Prosseguida em regiões e culturas moderadamente tocadas pelo feroz desenvolvimento tecnológico; patente em oralidades difundidas entre avós e netos, a manutenção e transmissão de práticas, usos e costumes, a par de episódios mais ou menos relevantes, além da sua natureza e escala, cunharam a contemporaneidade ocidental, transformando-a num dos seus principais - senão os mais importantes - elementos distintivos. Não fora a aplicação da ciência e da tecnologia ao despertar industrial sequioso de novos desempenhos, motor primordial de lazeres gradualmente conquistados, o moderno Grand tour não antecederia o movimento turístico, um dos esteios do pós-racionalismo, ancorando sentires e identidades essenciais a recentes agendamentos políticos. Redireccionou-se, de ora em diante, o futuro a partir dessas estátuas por nós esculpidas, que são os passados recuperados, como se de estratigrafias se tratassem, quais arqueólogos em demanda de fragmentos ínfimos de cenas ancestrais para deles retirar testemunhos passíveis de as recompor parcelarmente, imprimindo uma sorte de esquizofrenia grupal vincada por angústias despertadas pela sombra do esquecimento nutrido por antigos desagravos e renovadas entidades. Tal como a geologia, a arqueologia e a psicanálise, o património cultural instituiu uma prática de anamnese quase diária, recolhendo à superfície e, sobretudo, em camadas profundas dos nossos caminhos da(s) memória(s), individual(is) e colectiva(s), excertos de um pretérito recuperável consoante os momentos vividos, as datas comemoradas, os nomes avocados. Por outras palavras, é a memória que consente a perenidade.
Mais do que um puro exercício de regresso ao passado em nós mesmos e nos termos em que nos movimentamos, o património cultural legitimou e consolidou programas políticos de pequena e grande escala, alicerçando uma indústria basilar da actualidade: a turística, sustentadora incontestável da perpetuidade patrimonial.

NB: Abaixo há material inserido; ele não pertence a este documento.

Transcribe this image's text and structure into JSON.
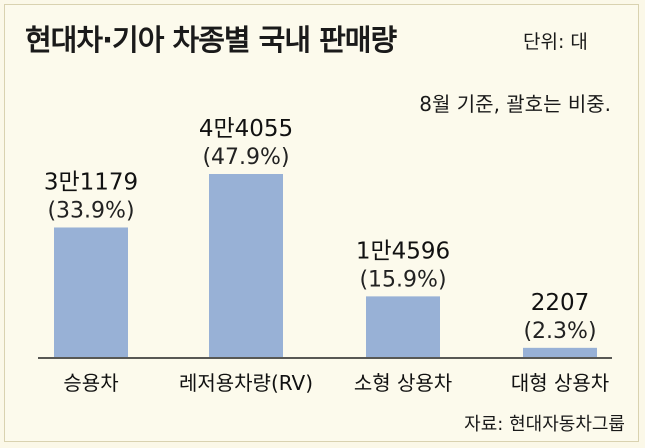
{
  "title": "현대차·기아 차종별 국내 판매량",
  "unit": "단위: 대",
  "note": "8월 기준, 괄호는 비중.",
  "source": "자료: 현대자동차그룹",
  "chart_data": {
    "type": "bar",
    "title": "현대차·기아 차종별 국내 판매량",
    "categories": [
      "승용차",
      "레저용차량(RV)",
      "소형 상용차",
      "대형 상용차"
    ],
    "values": [
      31179,
      44055,
      14596,
      2207
    ],
    "value_labels": [
      "3만1179",
      "4만4055",
      "1만4596",
      "2207"
    ],
    "share_labels": [
      "(33.9%)",
      "(47.9%)",
      "(15.9%)",
      "(2.3%)"
    ],
    "shares_percent": [
      33.9,
      47.9,
      15.9,
      2.3
    ],
    "ylim": [
      0,
      44055
    ],
    "grid": false,
    "colors": {
      "bar": "#98b1d6",
      "background": "#fbf8e8"
    }
  }
}
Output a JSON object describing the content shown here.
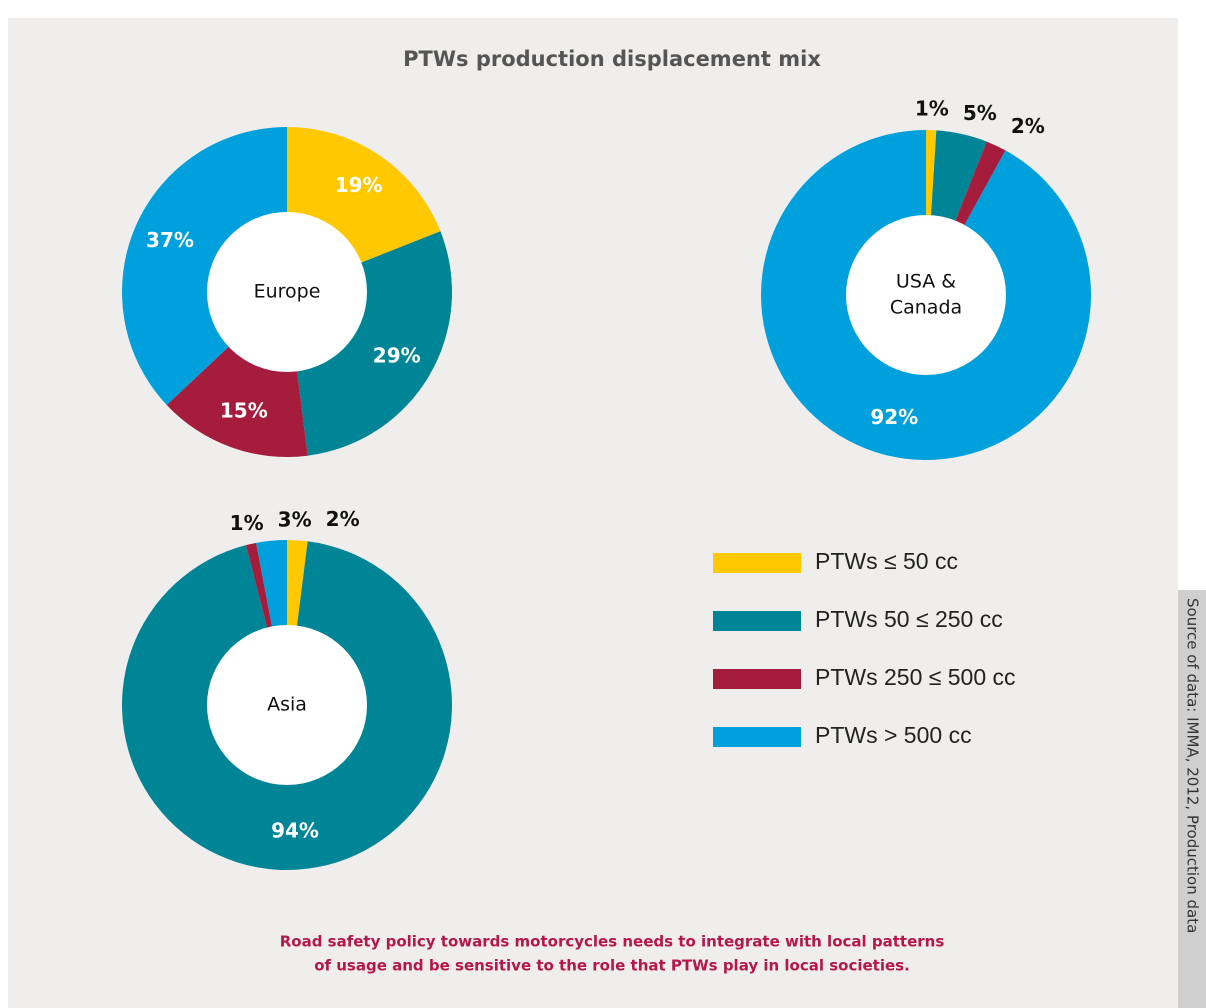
{
  "title": "PTWs production displacement mix",
  "legend": {
    "categories": [
      "PTWs ≤ 50 cc",
      "PTWs 50 ≤ 250 cc",
      "PTWs 250 ≤ 500 cc",
      "PTWs > 500 cc"
    ],
    "colors": [
      "#ffc800",
      "#008596",
      "#a51c3c",
      "#00a0dc"
    ]
  },
  "chart_data": [
    {
      "type": "pie",
      "label": [
        "Europe"
      ],
      "values": [
        19,
        29,
        15,
        37
      ],
      "value_labels": [
        "19%",
        "29%",
        "15%",
        "37%"
      ]
    },
    {
      "type": "pie",
      "label": [
        "USA &",
        "Canada"
      ],
      "values": [
        1,
        5,
        2,
        92
      ],
      "value_labels": [
        "1%",
        "5%",
        "2%",
        "92%"
      ]
    },
    {
      "type": "pie",
      "label": [
        "Asia"
      ],
      "values": [
        2,
        94,
        1,
        3
      ],
      "value_labels": [
        "2%",
        "94%",
        "1%",
        "3%"
      ]
    }
  ],
  "note": [
    "Road safety policy towards motorcycles needs to integrate with local patterns",
    "of usage and be sensitive to the role that PTWs play in local societies."
  ],
  "source": "Source of data: IMMA, 2012, Production data"
}
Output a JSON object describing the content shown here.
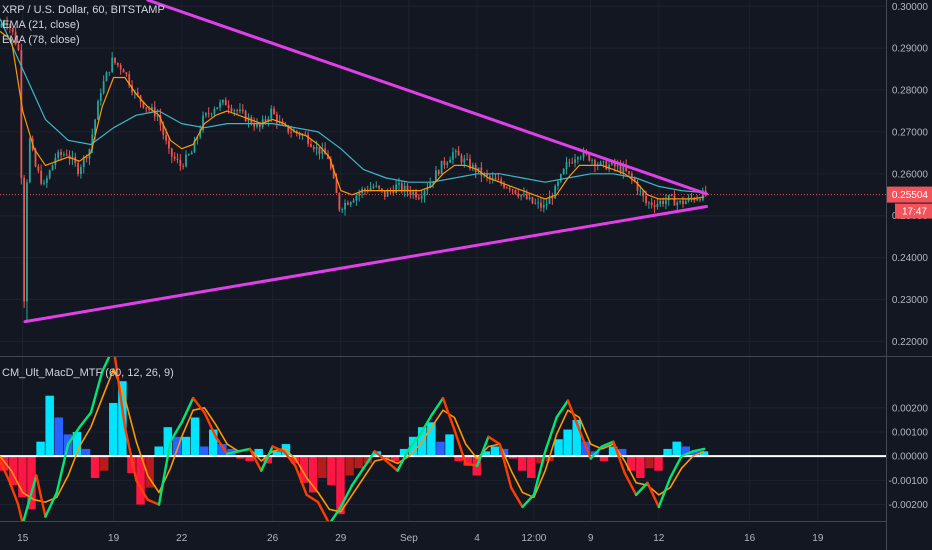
{
  "chart_data": [
    {
      "type": "line",
      "pane": "price",
      "title": "XRP / U.S. Dollar, 60, BITSTAMP",
      "indicators": [
        "EMA (21, close)",
        "EMA (78, close)"
      ],
      "colors": {
        "candle_up": "#26a69a",
        "candle_down": "#ef5350",
        "ema21": "#ff9800",
        "ema78": "#3fb6c9",
        "trendline": "#e040e8",
        "price_tag": "#f2535a",
        "last_price_line": "#f2535a"
      },
      "y_ticks": [
        "0.30000",
        "0.29000",
        "0.28000",
        "0.27000",
        "0.26000",
        "0.25000",
        "0.24000",
        "0.23000",
        "0.22000"
      ],
      "ylim": [
        0.2165,
        0.3015
      ],
      "last_price_label": "0.25504",
      "countdown_label": "17:47",
      "last_price": 0.25504,
      "x_ticks": [
        "15",
        "19",
        "22",
        "26",
        "29",
        "Sep",
        "4",
        "12:00",
        "9",
        "12",
        "16",
        "19"
      ],
      "x_tick_days": [
        15,
        19,
        22,
        26,
        29,
        32,
        35,
        37.5,
        40,
        43,
        47,
        50
      ],
      "xlim": [
        14,
        53
      ],
      "trendlines": [
        {
          "name": "upper",
          "points": [
            [
              20.5,
              0.3015
            ],
            [
              45.1,
              0.2552
            ]
          ]
        },
        {
          "name": "lower",
          "points": [
            [
              15.1,
              0.2247
            ],
            [
              45.1,
              0.2522
            ]
          ]
        }
      ],
      "series": [
        {
          "name": "price",
          "x": [
            14.0,
            14.3,
            14.6,
            14.9,
            15.0,
            15.1,
            15.3,
            15.6,
            16.0,
            16.5,
            17.0,
            17.5,
            18.0,
            18.5,
            19.0,
            19.5,
            20.0,
            20.5,
            21.0,
            21.5,
            22.0,
            22.5,
            23.0,
            23.5,
            24.0,
            24.5,
            25.0,
            25.5,
            26.0,
            26.5,
            27.0,
            27.5,
            28.0,
            28.5,
            29.0,
            29.5,
            30.0,
            30.5,
            31.0,
            31.5,
            32.0,
            32.5,
            33.0,
            33.5,
            34.0,
            34.5,
            35.0,
            35.5,
            36.0,
            36.5,
            37.0,
            37.5,
            38.0,
            38.5,
            39.0,
            39.5,
            40.0,
            40.5,
            41.0,
            41.5,
            42.0,
            42.5,
            43.0,
            43.5,
            44.0,
            44.5,
            45.0
          ],
          "y": [
            0.295,
            0.297,
            0.294,
            0.289,
            0.26,
            0.2247,
            0.27,
            0.262,
            0.257,
            0.264,
            0.265,
            0.261,
            0.266,
            0.28,
            0.287,
            0.285,
            0.279,
            0.276,
            0.274,
            0.265,
            0.262,
            0.265,
            0.273,
            0.276,
            0.277,
            0.275,
            0.273,
            0.271,
            0.275,
            0.271,
            0.27,
            0.269,
            0.266,
            0.264,
            0.252,
            0.254,
            0.256,
            0.257,
            0.255,
            0.257,
            0.256,
            0.255,
            0.258,
            0.262,
            0.265,
            0.263,
            0.261,
            0.259,
            0.258,
            0.257,
            0.255,
            0.253,
            0.252,
            0.256,
            0.262,
            0.265,
            0.264,
            0.262,
            0.262,
            0.261,
            0.258,
            0.253,
            0.253,
            0.254,
            0.253,
            0.254,
            0.255
          ]
        },
        {
          "name": "EMA (21, close)",
          "x": [
            14.0,
            14.5,
            15.0,
            15.5,
            16.0,
            16.5,
            17.0,
            17.5,
            18.0,
            18.5,
            19.0,
            19.5,
            20.0,
            20.5,
            21.0,
            21.5,
            22.0,
            22.5,
            23.0,
            23.5,
            24.0,
            24.5,
            25.0,
            25.5,
            26.0,
            26.5,
            27.0,
            27.5,
            28.0,
            28.5,
            29.0,
            29.5,
            30.0,
            30.5,
            31.0,
            31.5,
            32.0,
            32.5,
            33.0,
            33.5,
            34.0,
            34.5,
            35.0,
            35.5,
            36.0,
            36.5,
            37.0,
            37.5,
            38.0,
            38.5,
            39.0,
            39.5,
            40.0,
            40.5,
            41.0,
            41.5,
            42.0,
            42.5,
            43.0,
            43.5,
            44.0,
            44.5,
            45.0
          ],
          "y": [
            0.294,
            0.292,
            0.275,
            0.266,
            0.262,
            0.263,
            0.264,
            0.263,
            0.265,
            0.276,
            0.283,
            0.283,
            0.279,
            0.276,
            0.274,
            0.268,
            0.266,
            0.267,
            0.272,
            0.274,
            0.275,
            0.274,
            0.273,
            0.272,
            0.273,
            0.272,
            0.27,
            0.269,
            0.267,
            0.264,
            0.256,
            0.255,
            0.256,
            0.256,
            0.256,
            0.256,
            0.256,
            0.256,
            0.257,
            0.26,
            0.262,
            0.262,
            0.261,
            0.259,
            0.258,
            0.257,
            0.256,
            0.255,
            0.254,
            0.255,
            0.259,
            0.262,
            0.262,
            0.262,
            0.261,
            0.26,
            0.258,
            0.255,
            0.254,
            0.254,
            0.254,
            0.254,
            0.2545
          ]
        },
        {
          "name": "EMA (78, close)",
          "x": [
            14.0,
            15.0,
            16.0,
            17.0,
            18.0,
            19.0,
            20.0,
            21.0,
            22.0,
            23.0,
            24.0,
            25.0,
            26.0,
            27.0,
            28.0,
            29.0,
            30.0,
            31.0,
            32.0,
            33.0,
            34.0,
            35.0,
            36.0,
            37.0,
            38.0,
            39.0,
            40.0,
            41.0,
            42.0,
            43.0,
            44.0,
            45.0
          ],
          "y": [
            0.297,
            0.285,
            0.273,
            0.268,
            0.267,
            0.271,
            0.274,
            0.275,
            0.272,
            0.271,
            0.272,
            0.272,
            0.272,
            0.271,
            0.27,
            0.266,
            0.261,
            0.259,
            0.258,
            0.258,
            0.259,
            0.26,
            0.26,
            0.259,
            0.258,
            0.259,
            0.26,
            0.26,
            0.259,
            0.257,
            0.256,
            0.2555
          ]
        }
      ]
    },
    {
      "type": "bar",
      "pane": "indicator",
      "title": "CM_Ult_MacD_MTF (60, 12, 26, 9)",
      "colors": {
        "hist_pos_strong": "#00e5ff",
        "hist_pos": "#2962ff",
        "hist_neg_strong": "#ff1744",
        "hist_neg": "#b71c1c",
        "macd_up": "#00e676",
        "macd_down": "#ff3d00",
        "signal": "#ff9800",
        "zero_line": "#ffffff"
      },
      "y_ticks": [
        "0.00200",
        "0.00100",
        "0.00000",
        "-0.00100",
        "-0.00200"
      ],
      "ylim": [
        -0.00268,
        0.0041
      ],
      "xlim": [
        14,
        53
      ],
      "series": [
        {
          "name": "macd",
          "x": [
            14.0,
            14.4,
            14.8,
            15.0,
            15.3,
            15.6,
            16.0,
            16.5,
            17.0,
            17.5,
            18.0,
            18.5,
            19.0,
            19.5,
            20.0,
            20.5,
            21.0,
            21.5,
            22.0,
            22.5,
            23.0,
            23.5,
            24.0,
            24.5,
            25.0,
            25.5,
            26.0,
            26.5,
            27.0,
            27.5,
            28.0,
            28.5,
            29.0,
            29.5,
            30.0,
            30.5,
            31.0,
            31.5,
            32.0,
            32.5,
            33.0,
            33.5,
            34.0,
            34.5,
            35.0,
            35.5,
            36.0,
            36.5,
            37.0,
            37.5,
            38.0,
            38.5,
            39.0,
            39.5,
            40.0,
            40.5,
            41.0,
            41.5,
            42.0,
            42.5,
            43.0,
            43.5,
            44.0,
            44.5,
            45.0
          ],
          "y": [
            -0.0002,
            -0.001,
            -0.002,
            -0.0028,
            -0.0018,
            -0.0008,
            -0.0025,
            -0.0015,
            0.0005,
            0.0012,
            0.0018,
            0.0035,
            0.0045,
            0.0012,
            -0.001,
            -0.0018,
            -0.002,
            0.0006,
            0.0014,
            0.0024,
            0.0018,
            0.0008,
            0.0001,
            0.0002,
            0.0003,
            -0.0006,
            0.0004,
            0.0002,
            -0.0004,
            -0.0016,
            -0.0019,
            -0.0028,
            -0.0021,
            -0.0012,
            -0.0005,
            0.0002,
            -0.0002,
            -0.0006,
            0.0003,
            0.0009,
            0.0017,
            0.0024,
            0.0011,
            -0.0003,
            -0.0004,
            0.0008,
            0.0005,
            -0.0013,
            -0.0021,
            -0.0016,
            0.0002,
            0.0016,
            0.0023,
            0.0011,
            -0.0001,
            0.0004,
            0.0006,
            -0.0007,
            -0.0016,
            -0.0011,
            -0.0021,
            -0.0009,
            0.0,
            0.0002,
            0.0003
          ]
        },
        {
          "name": "signal",
          "x": [
            14.0,
            14.5,
            15.0,
            15.5,
            16.0,
            16.5,
            17.0,
            17.5,
            18.0,
            18.5,
            19.0,
            19.5,
            20.0,
            20.5,
            21.0,
            21.5,
            22.0,
            22.5,
            23.0,
            23.5,
            24.0,
            24.5,
            25.0,
            25.5,
            26.0,
            26.5,
            27.0,
            27.5,
            28.0,
            28.5,
            29.0,
            29.5,
            30.0,
            30.5,
            31.0,
            31.5,
            32.0,
            32.5,
            33.0,
            33.5,
            34.0,
            34.5,
            35.0,
            35.5,
            36.0,
            36.5,
            37.0,
            37.5,
            38.0,
            38.5,
            39.0,
            39.5,
            40.0,
            40.5,
            41.0,
            41.5,
            42.0,
            42.5,
            43.0,
            43.5,
            44.0,
            44.5,
            45.0
          ],
          "y": [
            0.0,
            -0.0006,
            -0.0015,
            -0.0018,
            -0.0019,
            -0.0017,
            -0.0008,
            0.0004,
            0.0012,
            0.0024,
            0.0036,
            0.0024,
            0.0006,
            -0.0008,
            -0.0015,
            -0.0005,
            0.0008,
            0.0019,
            0.002,
            0.0013,
            0.0005,
            0.0002,
            0.0003,
            -0.0002,
            0.0002,
            0.0003,
            -0.0001,
            -0.0009,
            -0.0015,
            -0.0022,
            -0.0023,
            -0.0016,
            -0.0009,
            -0.0002,
            -0.0001,
            -0.0003,
            0.0,
            0.0005,
            0.0012,
            0.0019,
            0.0016,
            0.0005,
            -0.0001,
            0.0004,
            0.0005,
            -0.0006,
            -0.0015,
            -0.0017,
            -0.0006,
            0.0009,
            0.0019,
            0.0016,
            0.0005,
            0.0003,
            0.0005,
            -0.0002,
            -0.0011,
            -0.0012,
            -0.0016,
            -0.0013,
            -0.0005,
            0.0,
            0.0002
          ]
        },
        {
          "name": "histogram",
          "x": [
            14.0,
            14.4,
            14.8,
            15.2,
            15.6,
            16.0,
            16.4,
            16.8,
            17.2,
            17.6,
            18.0,
            18.4,
            18.8,
            19.2,
            19.6,
            20.0,
            20.4,
            20.8,
            21.2,
            21.6,
            22.0,
            22.4,
            22.8,
            23.2,
            23.6,
            24.0,
            24.4,
            24.8,
            25.2,
            25.6,
            26.0,
            26.4,
            26.8,
            27.2,
            27.6,
            28.0,
            28.4,
            28.8,
            29.2,
            29.6,
            30.0,
            30.4,
            30.8,
            31.2,
            31.6,
            32.0,
            32.4,
            32.8,
            33.2,
            33.6,
            34.0,
            34.4,
            34.8,
            35.2,
            35.6,
            36.0,
            36.4,
            36.8,
            37.2,
            37.6,
            38.0,
            38.4,
            38.8,
            39.2,
            39.6,
            40.0,
            40.4,
            40.8,
            41.2,
            41.6,
            42.0,
            42.4,
            42.8,
            43.2,
            43.6,
            44.0,
            44.4,
            44.8
          ],
          "y": [
            -0.0006,
            -0.0012,
            -0.0017,
            -0.0022,
            0.0006,
            0.0025,
            0.0016,
            0.0009,
            0.001,
            0.0003,
            -0.0009,
            -0.0006,
            0.0022,
            0.0031,
            -0.0007,
            -0.002,
            -0.0013,
            0.0004,
            0.0012,
            0.0008,
            0.0008,
            0.0016,
            0.0004,
            0.0011,
            0.0005,
            0.0003,
            -0.0001,
            -0.0002,
            0.0003,
            -0.0003,
            0.0002,
            0.0005,
            -0.0003,
            -0.0011,
            -0.0015,
            -0.0009,
            -0.0012,
            -0.0024,
            -0.0008,
            -0.0005,
            -0.0003,
            0.0002,
            -0.0001,
            -0.0002,
            0.0003,
            0.0008,
            0.0012,
            0.0014,
            0.0006,
            0.0009,
            -0.0002,
            -0.0004,
            -0.0008,
            0.0002,
            0.0004,
            0.0003,
            -0.0001,
            -0.0006,
            -0.0009,
            -0.0003,
            -0.0002,
            0.0007,
            0.0011,
            0.0015,
            0.0006,
            0.0002,
            -0.0002,
            0.0004,
            0.0003,
            -0.0006,
            -0.0009,
            -0.0005,
            -0.0006,
            0.0003,
            0.0006,
            0.0004,
            0.0002,
            0.0002
          ]
        }
      ]
    }
  ]
}
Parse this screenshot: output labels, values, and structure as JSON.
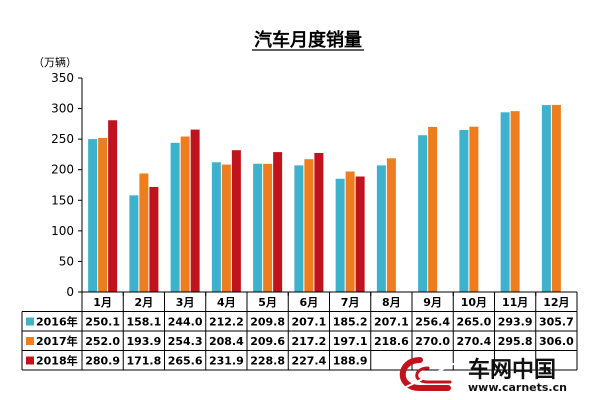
{
  "chart_data": {
    "type": "bar",
    "title": "汽车月度销量",
    "ylabel": "（万辆）",
    "xlabel": "",
    "ylim": [
      0,
      350
    ],
    "yticks": [
      0,
      50,
      100,
      150,
      200,
      250,
      300,
      350
    ],
    "categories": [
      "1月",
      "2月",
      "3月",
      "4月",
      "5月",
      "6月",
      "7月",
      "8月",
      "9月",
      "10月",
      "11月",
      "12月"
    ],
    "grid": false,
    "legend": "table-left",
    "series": [
      {
        "name": "2016年",
        "color": "#3eb1cc",
        "values": [
          250.1,
          158.1,
          244.0,
          212.2,
          209.8,
          207.1,
          185.2,
          207.1,
          256.4,
          265.0,
          293.9,
          305.7
        ],
        "table_values": [
          "250.1",
          "158.1",
          "244.0",
          "212.2",
          "209.8",
          "207.1",
          "185.2",
          "207.1",
          "256.4",
          "265.0",
          "293.9",
          "305.7"
        ]
      },
      {
        "name": "2017年",
        "color": "#ee7d1f",
        "values": [
          252.0,
          193.9,
          254.3,
          208.4,
          209.6,
          217.2,
          197.1,
          218.6,
          270.0,
          270.4,
          295.8,
          306.0
        ],
        "table_values": [
          "252.0",
          "193.9",
          "254.3",
          "208.4",
          "209.6",
          "217.2",
          "197.1",
          "218.6",
          "270.0",
          "270.4",
          "295.8",
          "306.0"
        ]
      },
      {
        "name": "2018年",
        "color": "#c1131e",
        "values": [
          280.9,
          171.8,
          265.6,
          231.9,
          228.8,
          227.4,
          188.9,
          null,
          null,
          null,
          null,
          null
        ],
        "table_values": [
          "280.9",
          "171.8",
          "265.6",
          "231.9",
          "228.8",
          "227.4",
          "188.9",
          "",
          "",
          "",
          "",
          ""
        ]
      }
    ]
  },
  "watermark": {
    "logo_text": "车网中国",
    "url_text": "www.carnets.cn",
    "color": "#c1131e"
  }
}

Mas, esta constitui uma problemática específica sobre a qual nos debruçaremos num próximo ensaio.
Lisboa, Outono de 2013
A Acadêmica

[1] Padre António Vieira, Sermão do Mandato. 1643.
[2] Marshall Berman, Tudo o Que é Sólido se Dissolve no Ar. Lisboa: Edições 70, 1989.
[3] Luís Vaz de Camões, Os Lusíadas, Canto I, c. 1556.